Objective: To assess the frequency of and potential patient harm associated with pharmacy dispensing of discontinued medications in the ambulatory setting.
Design: Retrospective cohort study.
Setting: Multispecialty group practice in eastern Massachusetts using an electronic health record.
Patients: 30 406 adult patients with an electronic discontinuation order for antihypertensive, antiplatelet, anticoagulant, oral hypoglycemic, and statin medications between November 2008 and October 2009.
Measurements: Dispensing of discontinued medications within 12 months and associated potential patient harm.

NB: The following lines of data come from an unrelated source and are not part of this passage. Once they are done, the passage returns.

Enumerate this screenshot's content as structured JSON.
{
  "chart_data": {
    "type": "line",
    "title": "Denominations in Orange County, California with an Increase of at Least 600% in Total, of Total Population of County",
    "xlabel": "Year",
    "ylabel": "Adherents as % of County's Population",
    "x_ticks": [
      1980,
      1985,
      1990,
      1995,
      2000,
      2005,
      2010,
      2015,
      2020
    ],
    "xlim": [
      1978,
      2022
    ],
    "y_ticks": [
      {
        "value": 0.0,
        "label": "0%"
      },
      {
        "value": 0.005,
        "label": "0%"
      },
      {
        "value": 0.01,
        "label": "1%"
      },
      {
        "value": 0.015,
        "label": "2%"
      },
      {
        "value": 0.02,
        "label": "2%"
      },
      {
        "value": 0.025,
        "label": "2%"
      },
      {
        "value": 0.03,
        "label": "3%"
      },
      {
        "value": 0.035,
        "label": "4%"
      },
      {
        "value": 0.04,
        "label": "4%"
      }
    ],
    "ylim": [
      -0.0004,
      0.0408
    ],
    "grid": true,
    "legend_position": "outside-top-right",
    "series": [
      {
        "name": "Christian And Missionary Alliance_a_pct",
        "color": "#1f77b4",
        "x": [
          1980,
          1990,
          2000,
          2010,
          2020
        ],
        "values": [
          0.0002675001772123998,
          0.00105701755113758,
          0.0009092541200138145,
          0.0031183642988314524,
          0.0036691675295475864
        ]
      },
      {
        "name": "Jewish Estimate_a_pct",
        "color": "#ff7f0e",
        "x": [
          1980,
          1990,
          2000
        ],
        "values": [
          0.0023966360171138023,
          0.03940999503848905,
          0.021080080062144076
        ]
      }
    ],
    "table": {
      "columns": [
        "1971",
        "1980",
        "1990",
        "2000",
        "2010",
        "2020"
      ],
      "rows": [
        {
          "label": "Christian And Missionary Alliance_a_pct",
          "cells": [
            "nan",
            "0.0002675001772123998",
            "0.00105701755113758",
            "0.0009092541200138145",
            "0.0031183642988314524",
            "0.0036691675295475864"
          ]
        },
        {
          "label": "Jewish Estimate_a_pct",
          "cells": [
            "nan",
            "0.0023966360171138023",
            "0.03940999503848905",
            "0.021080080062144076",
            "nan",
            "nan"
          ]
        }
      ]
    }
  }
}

Results: Among 83 902 targeted medications that were electronically discontinued, 1218 (1.5% [95% CI, 1.4% to 1.5%]) were subsequently dispensed by the pharmacy a mean of 1.0 (SD, 0.3) time during the 12-month follow-up. Among the top 10 most frequently electronically discontinued medications, the rate of subsequent dispensing by a pharmacy ranged from 0.9% for metformin to 2.5% for metoprolol. Manual chart review of 416 medication-dispensing events that were predefined as high risk according to an automated algorithm identified potential harm in 50 (12%) cases, including clinical reactions (n = 18), laboratory abnormalities (n = 17), duplicated medication classes dispensed (n = 8), and potential allergic reactions (n = 7).
Limitation: Information on pharmacy dispensing was available for only 52% of medication orders.
Conclusion: The dispensing of discontinued medications represents an important ambulatory patient safety concern. Electronic health records should be used to facilitate better communication between providers and pharmacies and improve medication safety.
Primary Funding Source: National Institutes of Health.